Good leaders who make it safe to bring the bad news unlock potential, foster trust, drive innovation, and improve team performance.

What are you doing to make it safe for people to bring you the bad news?

Unveiling Beauty Through The Lens of Clarity

I woke up last week after cataract surgery to a renewed appreciation of the beauty in the world. With the haze of clouded vision gone, the sky is brilliant blue. The trees have a hue of green I have not known for years. The snow on the mountains looks pristine white. With renewed visual clarity and color perception, I’m truly seeing the world through a new set of lenses. It feels as though I have been transported into a new earth.

I’ve been reflecting about the gift and the curse of adaptation, as in when the cataracts, over time, cloud our eyes to the point of not knowing what we don’t know. The curse comes when we adapt so well to our circumstances, we can become blind to the toxicity of relationships. It isn’t until we step away with a new set of lenses that we realize how we’ve been adapting to something that’s limiting and even harming us.

It’s important to pay attention, to stay present, and to step away periodically to renew our perspective.

RISE ABOVE – Unleashing Potential Through the Power of Accountability

From the ages of fourteen to eighteen I worked part-time alongside Bob Dye, a carpenter that my parents hired for renovation projects. I remember the care that Bob put into his work. He was a true craftsman. He left nothing to chance. He took pride in his work. He taught me how to hold a hammer and how to sink a nail. He taught me how to use a power saw safely and how to square a floor in a crooked house. He showed up every day on time with a smile on his face and a positive attitude. Whether he was framing or finishing, craftsmanship showed through in everything he did.

He was patient with me when I made mistakes. I think he liked working with me because I showed up on time and worked hard. In hindsight, I’m sure I slowed him down, but he never mentioned it. I remember cutting a dozen two-by-fours three inches too short. He smiled and responded, “I also had to learn the hard way that it’s always good to measure twice and cut once.” I imagine my dad talked with him about having him apprentice me, both in carpentry and in life. My attitude was certainly bigger than my skill level, and he respected me for that. He was shy and gentle and had a big heart and was always kind and generous to me. I looked forward to working alongside him on Saturdays, after school, holidays, and summers. Dad would work with us whenever he could. I’m grateful that I had older men in my life that loved me, took time for me, and were good role models.

My parents paid Bob by the project, and when the project was done, he would give them an invoice and say, “Take your time and inspect our work. If it meets your standards, pay me. If not, there’s no charge and we’ll re-do it.” Bob was serious, even though not getting paid would have put a severe financial hit on his family. He also had a respectful way of making me feel part of his team, that we had achieved this together, even though he did the real work and there was just the two of us.

That pay-me-when-you-know-it’s-done-right approach was not a show. It was a demonstration of integrity. It was an expression of his character. And not once, in all those years, did we have to re-do a job or not get paid. As it turned out, Bob inspired me with a blueprint for how to run my business for the past forty years.
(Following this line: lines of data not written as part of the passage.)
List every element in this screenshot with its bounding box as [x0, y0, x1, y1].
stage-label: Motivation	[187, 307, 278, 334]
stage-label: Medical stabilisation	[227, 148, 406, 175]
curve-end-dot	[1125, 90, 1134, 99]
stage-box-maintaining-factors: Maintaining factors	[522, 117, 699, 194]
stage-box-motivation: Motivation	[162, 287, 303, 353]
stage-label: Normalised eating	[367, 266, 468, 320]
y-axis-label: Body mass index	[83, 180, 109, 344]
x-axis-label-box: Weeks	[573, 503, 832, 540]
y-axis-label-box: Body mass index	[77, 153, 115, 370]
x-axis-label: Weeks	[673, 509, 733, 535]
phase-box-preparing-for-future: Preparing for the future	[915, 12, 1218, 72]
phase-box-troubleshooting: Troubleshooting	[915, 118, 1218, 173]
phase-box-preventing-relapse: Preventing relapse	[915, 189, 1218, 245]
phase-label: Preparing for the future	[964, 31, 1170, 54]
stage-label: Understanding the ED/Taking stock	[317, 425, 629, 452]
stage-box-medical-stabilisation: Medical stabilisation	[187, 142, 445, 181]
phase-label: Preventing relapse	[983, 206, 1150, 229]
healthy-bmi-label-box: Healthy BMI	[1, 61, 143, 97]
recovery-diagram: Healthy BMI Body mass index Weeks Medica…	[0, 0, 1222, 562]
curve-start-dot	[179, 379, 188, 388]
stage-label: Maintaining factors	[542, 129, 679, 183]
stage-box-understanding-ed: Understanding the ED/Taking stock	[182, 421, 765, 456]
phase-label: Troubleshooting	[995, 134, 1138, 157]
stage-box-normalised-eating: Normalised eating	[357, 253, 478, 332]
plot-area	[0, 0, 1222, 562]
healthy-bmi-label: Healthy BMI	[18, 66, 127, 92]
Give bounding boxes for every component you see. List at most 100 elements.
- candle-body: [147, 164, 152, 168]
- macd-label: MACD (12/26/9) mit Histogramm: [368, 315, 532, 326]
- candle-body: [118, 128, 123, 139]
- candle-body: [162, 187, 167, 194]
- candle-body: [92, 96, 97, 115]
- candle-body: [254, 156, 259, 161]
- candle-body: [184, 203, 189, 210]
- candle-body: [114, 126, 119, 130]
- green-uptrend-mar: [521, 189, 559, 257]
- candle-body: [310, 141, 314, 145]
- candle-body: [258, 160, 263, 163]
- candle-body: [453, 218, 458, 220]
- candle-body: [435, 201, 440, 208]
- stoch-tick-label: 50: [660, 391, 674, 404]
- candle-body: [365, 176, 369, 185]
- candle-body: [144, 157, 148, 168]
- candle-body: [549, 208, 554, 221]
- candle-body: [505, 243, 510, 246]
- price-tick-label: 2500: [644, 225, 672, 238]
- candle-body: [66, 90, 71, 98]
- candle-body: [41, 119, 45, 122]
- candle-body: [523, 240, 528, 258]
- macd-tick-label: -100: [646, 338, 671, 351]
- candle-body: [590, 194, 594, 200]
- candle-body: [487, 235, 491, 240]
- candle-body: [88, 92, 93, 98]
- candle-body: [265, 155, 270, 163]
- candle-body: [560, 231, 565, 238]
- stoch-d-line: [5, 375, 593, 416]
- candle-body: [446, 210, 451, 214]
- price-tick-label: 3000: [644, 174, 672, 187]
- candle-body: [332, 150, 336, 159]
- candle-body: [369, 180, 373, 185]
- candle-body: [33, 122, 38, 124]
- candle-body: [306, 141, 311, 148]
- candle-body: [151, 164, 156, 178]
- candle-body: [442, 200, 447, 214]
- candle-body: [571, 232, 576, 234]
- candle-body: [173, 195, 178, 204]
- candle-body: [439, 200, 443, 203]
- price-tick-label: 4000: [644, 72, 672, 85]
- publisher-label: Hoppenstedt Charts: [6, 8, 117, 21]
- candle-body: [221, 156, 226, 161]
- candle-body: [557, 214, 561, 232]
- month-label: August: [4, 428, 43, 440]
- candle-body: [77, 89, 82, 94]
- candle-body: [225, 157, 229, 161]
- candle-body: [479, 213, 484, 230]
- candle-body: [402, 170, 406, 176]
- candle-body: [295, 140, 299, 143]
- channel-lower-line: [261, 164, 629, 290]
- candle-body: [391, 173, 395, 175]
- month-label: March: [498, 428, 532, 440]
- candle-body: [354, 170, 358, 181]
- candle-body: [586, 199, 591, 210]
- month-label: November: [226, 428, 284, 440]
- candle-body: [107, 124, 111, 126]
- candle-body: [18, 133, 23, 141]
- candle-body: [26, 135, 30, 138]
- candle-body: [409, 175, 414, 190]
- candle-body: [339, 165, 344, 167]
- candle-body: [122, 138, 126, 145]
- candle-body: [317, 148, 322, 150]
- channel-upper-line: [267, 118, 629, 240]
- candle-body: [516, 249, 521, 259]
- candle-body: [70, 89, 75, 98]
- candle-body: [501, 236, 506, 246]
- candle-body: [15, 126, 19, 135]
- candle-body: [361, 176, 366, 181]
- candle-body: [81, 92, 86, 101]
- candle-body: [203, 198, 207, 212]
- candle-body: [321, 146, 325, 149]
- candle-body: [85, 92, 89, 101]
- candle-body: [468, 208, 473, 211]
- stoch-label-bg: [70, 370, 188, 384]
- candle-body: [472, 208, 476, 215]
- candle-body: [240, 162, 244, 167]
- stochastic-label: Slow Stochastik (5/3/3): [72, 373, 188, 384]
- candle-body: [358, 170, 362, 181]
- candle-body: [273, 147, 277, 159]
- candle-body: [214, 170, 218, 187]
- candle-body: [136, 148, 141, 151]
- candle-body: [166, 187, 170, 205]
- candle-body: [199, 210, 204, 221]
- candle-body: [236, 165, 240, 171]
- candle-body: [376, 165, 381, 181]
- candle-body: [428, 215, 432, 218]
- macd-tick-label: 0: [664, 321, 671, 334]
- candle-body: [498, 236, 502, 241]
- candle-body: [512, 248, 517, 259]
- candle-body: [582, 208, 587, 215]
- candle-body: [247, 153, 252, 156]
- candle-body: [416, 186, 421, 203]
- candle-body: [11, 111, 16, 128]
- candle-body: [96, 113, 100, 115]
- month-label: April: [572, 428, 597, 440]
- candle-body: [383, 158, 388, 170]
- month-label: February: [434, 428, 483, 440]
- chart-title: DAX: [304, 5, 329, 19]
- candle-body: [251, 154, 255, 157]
It’s inspiring to be around an accountable person, a person that can be counted on, a person that takes pride in their work, who demonstrates care and civility, who shows up, is committed to creating value before they get paid, and who makes you a better person for being in their presence. I’ll always cherish Bob for being my mentor.

Accountability is not a hammer to punish people. Accountability was never meant to be used as a disciplinary measure. Even though we need to face the consequences of our choices, accountability is not an HR performance management process or appraisal program. Accountability – the ability to be counted on – is a philosophy of life that inspires and empowers us to rise above mediocrity, renews our workplaces, restores our mojo, and gives us our freedom.